JERUSALEM, July 17 (Reuters) - The Tel Aviv Stock Exchange said on Wednesday it would and expand clearing services in foreign currency as part of its strategy of evolving the capital market in alignment with international standards.

The move will allow public companies to raise money from the public in foreign currencies such as dollars and euros.

It is among a number of moves the stock exchange is implementing to strengthen its global profile. It may adopt Friday trading to overlap better with Europe and the United States, and is requiring companies to report dividends on a per share basis, rather than the overall distribution amount.

It will also enable stock exchange members to settle over the counter transactions in foreign currency, and give Israeli and international investors access to a wide range of actions such as redemption and interest and payment for tender offers in foreign currency.
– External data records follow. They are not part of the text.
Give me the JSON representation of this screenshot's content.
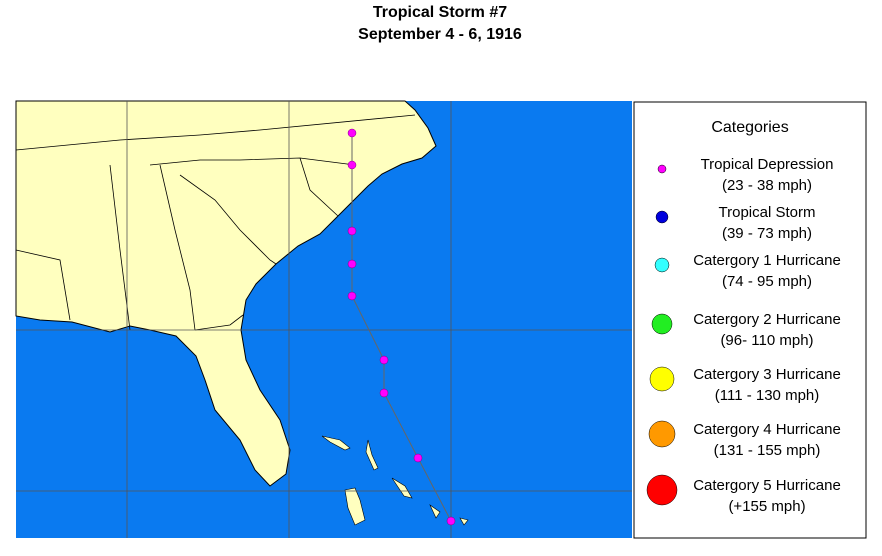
{
  "header": {
    "title": "Tropical Storm #7",
    "subtitle": "September 4 - 6, 1916"
  },
  "legend": {
    "title": "Categories",
    "items": [
      {
        "label": "Tropical Depression",
        "range": "(23 - 38 mph)",
        "color": "#ff00ff"
      },
      {
        "label": "Tropical Storm",
        "range": "(39 - 73 mph)",
        "color": "#0000dd"
      },
      {
        "label": "Catergory 1 Hurricane",
        "range": "(74 - 95 mph)",
        "color": "#33ffff"
      },
      {
        "label": "Catergory 2 Hurricane",
        "range": "(96- 110 mph)",
        "color": "#22ee22"
      },
      {
        "label": "Catergory 3 Hurricane",
        "range": "(111 - 130 mph)",
        "color": "#ffff00"
      },
      {
        "label": "Catergory 4 Hurricane",
        "range": "(131 - 155 mph)",
        "color": "#ff9900"
      },
      {
        "label": "Catergory 5 Hurricane",
        "range": "(+155 mph)",
        "color": "#ff0000"
      }
    ]
  }
}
It said that mutual fund managers would be able to issue mutual funds, including money market funds, that are denominated in foreign currency as a way of offering the public exposure to a variety of additional investment vehicles.

Foreign investors will be able to buy shares and bonds via OTC transactions directly in their own local currency, without the conversion need to shekels, while the government and public companies that conduct their main business in foreign currency will be able to issue shares and bonds and settle the issuance consideration directly in foreign currency, the exchange added.

At the same time, investors will be able to receive interest on bonds and redemption payments directly in foreign currency, eliminating substantial conversion costs for both the investors and the public companies.

"The aim is to offer the general public, public companies and investors a broader and more diverse range of activities on the Israeli capital market," the exchange said.